I can't wait until I'm 16, then I will have a car and a license and I can go wherever I want.
I can't wait until I'm 21, then I will be able to go out to the bars, and to the liquor store. I won't need to ask someone else to buy me a bottle of wine.
I can't wait until I'm through with college, then I will have a steady job and be able to move out. I will finally be independent.
I can't wait until I have a paying-job, and my own house, and kids of my own. I will finally feel whole.
The list goes on and on. Maybe you couldn't wait until you were 17 so that you could finally go see an R-rated movie without it being a big deal. Or maybe you couldn't wait until you were 18, for what reasons? We might never know. The fact is that the reasons aren't really that significant at all. The significance lies in the idea that so often we find ourselves begging time to move faster. I've done it. In fact, I still do.

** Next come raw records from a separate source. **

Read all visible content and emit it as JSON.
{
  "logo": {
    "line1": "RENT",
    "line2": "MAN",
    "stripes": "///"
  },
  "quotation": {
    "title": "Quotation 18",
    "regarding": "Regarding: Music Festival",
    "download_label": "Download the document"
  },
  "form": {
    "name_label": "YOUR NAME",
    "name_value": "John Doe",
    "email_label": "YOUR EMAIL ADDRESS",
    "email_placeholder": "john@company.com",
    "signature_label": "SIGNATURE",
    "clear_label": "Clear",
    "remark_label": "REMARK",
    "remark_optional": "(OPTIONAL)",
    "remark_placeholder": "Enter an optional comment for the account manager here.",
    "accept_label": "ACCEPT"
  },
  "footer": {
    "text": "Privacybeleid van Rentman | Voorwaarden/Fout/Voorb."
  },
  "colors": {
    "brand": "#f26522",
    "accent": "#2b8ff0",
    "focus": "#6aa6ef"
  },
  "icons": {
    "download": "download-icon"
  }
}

When I am under a great deal of stress, I mutter to myself just how great it would be to fast-forward a few years to when I am graduated from college, with a job I love and a family to care for. It's just like when I was seven years old, and would walk around in my mom's high heels, with my toy purse and paper money, chatting frivolously on my plastic cell phone. I just wanted to be older.
Now, I am older. I have my own heels, and countless purses of my own, money with value, and of course, my treasured iPhone. I have everything I wanted, and the age to go with it. It just so happens that with that iPhone and the high heels, comes a whole wad of responsibility that I couldn't have anticipated when I was seven years old. Now, I look back at old photographs, and wish I could go back. We all do. Sometimes you just want to be a kid again. Hide from the demands that daily life now harbors you. We yearned so badly to grow up, to be like our parents, relatives, babysitters. But by doing this, we completely underestimated the value and power of our adolescence.
We need to stop imagining just how great it would be in a few years. Sure, keep it in the back of your minds, set goals, and have drive. But don't let those visions get in the way of you enjoying the stage of life that you are in now. By doing this, we avoid looking back in time with regret, and we set the stage for the future. We enter a new period of living, knowing that we did all we could in our power to fill the previous times with experiences we used to look forward to having. Our times will come, we will be adults with families and homes of our own, we will retire and vacation in warm places; but not now. Now, we will strive to fill that future with memories that we can smile about in twenty years time. This is our time.